PC: It doesn’t have one. The Green Party is trying to present its view the best it can. Right now, the fact that, people who are telling the truth are weak is not a condemnation of those who are telling the truth any more than it was for the early abolitionist movement, who in their first presidential race received 7,000 votes. They got much lower percentages than what the greens did. And yet looking back, we now recognize that the abolitionist were 100 percent correct, 100 percent right for refusing to vote for the parties that supported slavery. It’s the same thing today on many political levels.

For example, the sympathy that is growing for the Green Party, one population sector where it has become massive is the Arab-American Muslim community. About 30% of this community considers itself Green. Also among the very young in California, polls in Marin show 25% of people under the age of 25 consider themselves Green. And in my last election, the highest percentage of those voting for me where the poorest people in California and the youngest people in California. Of both of those categories, I received 15% of the vote. You see the Green Party occasionally receive high votes. A beautiful example was the race for superintendent of school where our candidate came in 2nd.And this candidate only had 3,000 dollars but was able to win that much support because of our politics. So it’s a mixed picture but at this point the Green Party has no overall strategy, specific strategy, except trying to build caucuses in the unions that begin to understand this. But were very weak. We have a caucus in the teachers union and we are trying to build others. But were still very, very weak.

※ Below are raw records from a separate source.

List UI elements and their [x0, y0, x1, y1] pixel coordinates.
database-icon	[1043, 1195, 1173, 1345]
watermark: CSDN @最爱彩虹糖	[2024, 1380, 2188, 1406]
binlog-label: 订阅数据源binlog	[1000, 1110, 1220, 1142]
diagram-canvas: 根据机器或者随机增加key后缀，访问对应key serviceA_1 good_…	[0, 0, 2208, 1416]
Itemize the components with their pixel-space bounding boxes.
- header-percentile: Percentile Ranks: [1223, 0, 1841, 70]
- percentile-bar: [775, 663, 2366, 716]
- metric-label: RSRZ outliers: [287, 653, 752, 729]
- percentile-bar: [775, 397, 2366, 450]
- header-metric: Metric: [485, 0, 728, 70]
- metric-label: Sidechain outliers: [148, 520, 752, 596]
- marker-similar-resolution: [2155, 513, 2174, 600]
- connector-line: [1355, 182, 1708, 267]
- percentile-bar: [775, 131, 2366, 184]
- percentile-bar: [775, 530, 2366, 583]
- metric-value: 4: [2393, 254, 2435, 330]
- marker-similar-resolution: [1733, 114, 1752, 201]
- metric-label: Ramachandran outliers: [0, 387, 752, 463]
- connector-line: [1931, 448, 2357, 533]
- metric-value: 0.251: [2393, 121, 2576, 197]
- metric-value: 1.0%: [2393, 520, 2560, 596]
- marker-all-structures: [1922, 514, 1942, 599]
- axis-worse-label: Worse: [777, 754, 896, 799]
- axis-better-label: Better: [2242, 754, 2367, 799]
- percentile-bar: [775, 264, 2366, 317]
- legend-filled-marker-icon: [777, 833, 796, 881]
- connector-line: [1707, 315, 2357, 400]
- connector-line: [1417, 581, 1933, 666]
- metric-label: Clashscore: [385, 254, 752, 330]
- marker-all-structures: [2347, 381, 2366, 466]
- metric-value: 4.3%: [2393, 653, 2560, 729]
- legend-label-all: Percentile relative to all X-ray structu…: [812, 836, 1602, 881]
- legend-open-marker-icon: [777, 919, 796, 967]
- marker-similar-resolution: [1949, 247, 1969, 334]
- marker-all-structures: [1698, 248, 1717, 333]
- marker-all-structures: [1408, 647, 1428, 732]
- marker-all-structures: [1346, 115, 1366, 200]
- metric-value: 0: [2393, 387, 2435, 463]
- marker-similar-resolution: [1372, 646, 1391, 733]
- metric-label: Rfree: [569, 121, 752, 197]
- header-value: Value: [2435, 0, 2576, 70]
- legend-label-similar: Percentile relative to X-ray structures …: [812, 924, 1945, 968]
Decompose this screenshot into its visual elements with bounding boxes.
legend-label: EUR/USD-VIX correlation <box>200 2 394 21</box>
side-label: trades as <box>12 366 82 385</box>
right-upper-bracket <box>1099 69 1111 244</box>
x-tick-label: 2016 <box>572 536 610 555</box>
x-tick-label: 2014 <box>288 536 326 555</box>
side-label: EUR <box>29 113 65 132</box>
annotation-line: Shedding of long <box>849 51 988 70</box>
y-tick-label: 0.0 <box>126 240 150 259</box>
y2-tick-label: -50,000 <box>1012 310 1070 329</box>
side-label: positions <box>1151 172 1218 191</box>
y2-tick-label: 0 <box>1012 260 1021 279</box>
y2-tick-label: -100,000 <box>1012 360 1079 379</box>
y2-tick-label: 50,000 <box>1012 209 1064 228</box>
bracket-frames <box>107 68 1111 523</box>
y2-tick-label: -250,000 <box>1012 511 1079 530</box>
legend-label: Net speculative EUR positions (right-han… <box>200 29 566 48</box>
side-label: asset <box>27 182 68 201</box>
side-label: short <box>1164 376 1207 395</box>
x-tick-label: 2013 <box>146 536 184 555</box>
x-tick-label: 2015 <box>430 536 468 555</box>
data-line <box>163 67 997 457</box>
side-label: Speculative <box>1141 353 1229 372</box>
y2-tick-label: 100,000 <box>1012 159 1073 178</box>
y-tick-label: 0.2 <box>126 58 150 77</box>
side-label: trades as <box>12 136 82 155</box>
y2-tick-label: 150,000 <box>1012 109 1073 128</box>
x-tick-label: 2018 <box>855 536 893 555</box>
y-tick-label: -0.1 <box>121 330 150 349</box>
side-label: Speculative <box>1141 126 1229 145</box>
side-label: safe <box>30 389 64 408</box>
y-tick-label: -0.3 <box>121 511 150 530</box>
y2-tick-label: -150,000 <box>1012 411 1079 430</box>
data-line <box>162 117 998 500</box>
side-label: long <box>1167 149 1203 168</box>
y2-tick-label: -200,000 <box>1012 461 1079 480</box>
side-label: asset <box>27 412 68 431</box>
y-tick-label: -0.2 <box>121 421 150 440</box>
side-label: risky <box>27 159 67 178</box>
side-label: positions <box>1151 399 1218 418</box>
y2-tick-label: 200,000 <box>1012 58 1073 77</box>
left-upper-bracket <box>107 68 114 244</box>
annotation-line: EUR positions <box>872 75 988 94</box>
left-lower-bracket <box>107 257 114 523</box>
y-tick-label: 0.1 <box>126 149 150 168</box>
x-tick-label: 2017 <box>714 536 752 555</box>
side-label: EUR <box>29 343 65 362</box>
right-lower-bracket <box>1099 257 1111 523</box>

JA: My Last question is what is your response to political activist who see change taking place outside of electoral politics and see electoral politics as a dead end?

PC: Well I think the people who act in the social movements who do not see change taking place through elections are in general correct. It’s the other way around. Its when massive movements develop in the streets that electoral alternatives might appear that can actually triumph. But they are not in contradiction with one another anymore than the direct actions of the movement against slavery was in conflict with the fact that candidates were running apposing slavery. So I do think we have to have a balanced view of this.

I’ll give you the example of Venezuela where there was the two party system that had complete control for a long period of time. Roughly a 25 year period, 30 year period, and one day an independent candidate suddenly swept the elections and the two major parties collapsed to 5% of the vote between them. And that will be the way change will come. It will be sudden and drastic but it takes some time, a long time, and if there aren’t pioneers that pave the way that begin the process like what happened in Venezuela- it went on for 25 years before that explosion took place of people organizing and fighting against the two major parties. So we see the Green party as an early indication, an early step into that direction, and it may not even be in the electoral form that will come at the end when the break happens and the two corporate money controlled parties collapse.

There are signs all over the world that the two party systems are starting to collapse and people want alternatives. There signs of it in Europe, all over Latin America, and we think that eventually that will come into the center of the United States, which is really an empire and at the center of the empire.